I want to write a little about Ookiku Furikabutte, a Japanese manga (also made into an anime series) by Asa Higuchi. In short, it’s about high school baseball, it’s nineteen volumes long so far and not even close to finished (I hope; also, this is by no means an uncommon length for a manga series), the art is somewhat on the crude side, but obviously as a deliberate style choice rather than through lack of talent, it’s funny and touching and realistic (mostly) and goes into more detail about baseball games than even I can deal with.
The story centers on the baseball team at Nishiura High School, which has never had a baseball team before; hence there are only ten team members, plus student manager, supervising teacher, and coach, and all the players are sophomores (Japanese high schools are 10th-12th grade). Their ace pitcher is Ren Mihashi, who makes up for slow pitching speeds with incredible control, and comes in completely unsure of himself because of the way his teammates in junior high treated him. Catcher Takaya Abe, strong-willed and short-tempered, recognizes Mihashi’s gifts and commits himself to getting the best out of him, never mind that Mihashi is absolutely terrified of him most of the time. The others are neat people too, and they come together quickly into a strong team, both on the diamond and in their mutual bonds; I like best the story lines which show us the team just hanging out together.
We also get to know numerous other teams who are Nishiura’s opponents; honestly I have trouble keeping them straight, but each has its own personalities and its own issues. The two I don’t lose track of are Motoki Haruna, a brilliant pitcher who played with Abe in junior high school and parted less than amicably with him, and his laid-back, observant, only moderately gifted catcher, Kyohei Akimaru, one of my favorites (I have a thing about catchers in glasses). They turn up in and out of Nishiura’s orbit, following their own story.
Anyway, there you have the basic outline. At the moment in the series, Nishiura and Haruna’s school, Musashino Daiichi, have both lost in the summer prefectural tournament, meaning their hopes for the national tournament (Koshien) will have to wait till next year; they’re getting busy training again.

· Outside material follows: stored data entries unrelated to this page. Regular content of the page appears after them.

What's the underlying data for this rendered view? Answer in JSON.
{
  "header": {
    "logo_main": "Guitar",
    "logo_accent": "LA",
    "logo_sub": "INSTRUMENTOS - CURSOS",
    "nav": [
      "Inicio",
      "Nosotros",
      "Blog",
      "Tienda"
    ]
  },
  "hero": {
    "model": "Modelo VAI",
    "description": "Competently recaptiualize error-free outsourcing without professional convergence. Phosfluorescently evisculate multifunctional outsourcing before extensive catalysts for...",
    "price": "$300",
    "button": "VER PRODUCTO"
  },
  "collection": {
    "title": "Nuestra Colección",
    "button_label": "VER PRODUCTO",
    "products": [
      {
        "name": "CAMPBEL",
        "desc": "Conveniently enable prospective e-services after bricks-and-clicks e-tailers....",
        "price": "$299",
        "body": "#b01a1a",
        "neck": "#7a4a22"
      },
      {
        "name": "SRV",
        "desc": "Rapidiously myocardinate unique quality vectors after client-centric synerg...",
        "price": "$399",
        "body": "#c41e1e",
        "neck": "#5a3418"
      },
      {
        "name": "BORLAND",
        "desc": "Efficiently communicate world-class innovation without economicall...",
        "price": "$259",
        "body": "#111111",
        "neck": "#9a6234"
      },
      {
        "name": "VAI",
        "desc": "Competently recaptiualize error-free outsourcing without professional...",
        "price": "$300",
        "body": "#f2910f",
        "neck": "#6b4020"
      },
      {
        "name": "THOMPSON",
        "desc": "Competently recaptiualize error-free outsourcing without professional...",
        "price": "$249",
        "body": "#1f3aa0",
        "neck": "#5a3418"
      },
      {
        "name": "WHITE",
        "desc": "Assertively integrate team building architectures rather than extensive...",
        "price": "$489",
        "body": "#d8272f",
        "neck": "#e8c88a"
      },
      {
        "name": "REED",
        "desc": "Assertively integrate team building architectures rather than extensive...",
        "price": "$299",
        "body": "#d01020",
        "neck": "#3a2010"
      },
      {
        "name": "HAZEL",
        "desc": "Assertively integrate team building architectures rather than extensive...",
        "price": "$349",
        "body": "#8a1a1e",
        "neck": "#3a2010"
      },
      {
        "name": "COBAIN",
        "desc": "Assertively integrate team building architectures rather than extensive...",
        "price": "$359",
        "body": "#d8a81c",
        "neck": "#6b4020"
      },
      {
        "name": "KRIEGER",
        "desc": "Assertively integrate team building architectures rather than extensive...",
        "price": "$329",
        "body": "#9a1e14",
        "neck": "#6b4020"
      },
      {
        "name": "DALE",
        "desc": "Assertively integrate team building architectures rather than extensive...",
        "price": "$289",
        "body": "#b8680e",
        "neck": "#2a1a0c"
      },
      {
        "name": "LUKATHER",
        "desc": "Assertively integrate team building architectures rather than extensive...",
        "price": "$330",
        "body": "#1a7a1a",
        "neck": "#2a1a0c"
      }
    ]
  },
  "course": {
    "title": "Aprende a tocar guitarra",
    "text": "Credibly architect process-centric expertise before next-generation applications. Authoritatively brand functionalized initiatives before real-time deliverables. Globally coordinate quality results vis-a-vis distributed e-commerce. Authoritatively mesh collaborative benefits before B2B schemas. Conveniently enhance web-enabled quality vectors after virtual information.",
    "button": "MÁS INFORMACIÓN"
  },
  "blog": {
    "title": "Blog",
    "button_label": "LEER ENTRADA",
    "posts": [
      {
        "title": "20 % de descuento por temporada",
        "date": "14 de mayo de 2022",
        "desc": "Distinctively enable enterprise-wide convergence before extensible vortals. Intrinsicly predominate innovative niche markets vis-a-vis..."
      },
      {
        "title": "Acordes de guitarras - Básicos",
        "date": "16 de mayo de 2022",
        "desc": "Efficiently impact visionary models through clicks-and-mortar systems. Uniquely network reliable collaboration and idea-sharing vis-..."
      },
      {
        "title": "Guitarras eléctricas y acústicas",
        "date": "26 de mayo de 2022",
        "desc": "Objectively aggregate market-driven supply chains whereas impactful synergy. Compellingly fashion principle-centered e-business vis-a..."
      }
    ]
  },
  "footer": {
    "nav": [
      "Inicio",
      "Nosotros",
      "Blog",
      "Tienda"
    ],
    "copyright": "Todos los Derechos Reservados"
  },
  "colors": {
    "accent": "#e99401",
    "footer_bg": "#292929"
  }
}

Volume 19 is full of delicious bits, but—well—a lot of people write fanfiction about this series slashing any number of the main characters (mostly Mihashi/Abe and Haruna/Akimaru), and I have to say this volume makes it hard to NOT see them that way, even if one wanted to ;) . Examples follow.
Just for one thing, apart from Mihashi and Abe sharing a hotel room (on a team trip, two beds, very innocent), we get the two of them alone in a room while Abe has his shirt off TWICE in one book. Once is in the hotel room, Abe emerging from the shower with a towel across his shoulders; the other is in the school weight room earlier on. Thanks to Abe’s one-track baseball mind and Mihashi’s, um, quirkiness, I would not say that sexual tension was a prime feature of either scene, but it’s entertaining. Oh, and at the team retreat we get the endearingly domestic scene of Abe waking Mihashi early so they can make breakfast for everyone (and it turns out Mihashi’s the one who knows what he’s doing in the kitchen, he even gets up the nerve to yell at Abe about dumplings).
What else? Abe and Mihashi go to talk to Haruna (with Akimaru standing by) just after the latter has lost his big game. Abe and Haruna end up yelling in each other’s faces, rehashing the past, with Mihashi wide-eyed and Akimaru obviously taking mental notes; and then the scene ends on a silly note with Mihashi blurting out “Haruna-san, c-c-can I feel your muscles?”
Akimaru’s teammates, rhapsodizing about how playing on a team with Haruna has made them feel they can aim for the sky; and Kyohei Akimaru standing there while they talk at him, wondering “How could they think I make a difference to him? Teamwork…confidence…dreaming big…?!” as if he’d never heard the words before and wasn’t sure he wanted to hear them now. This is both why I like Akimaru so much and why I think this is such a good manga in the first place; individuality which doesn’t fit into any of the expected patterns.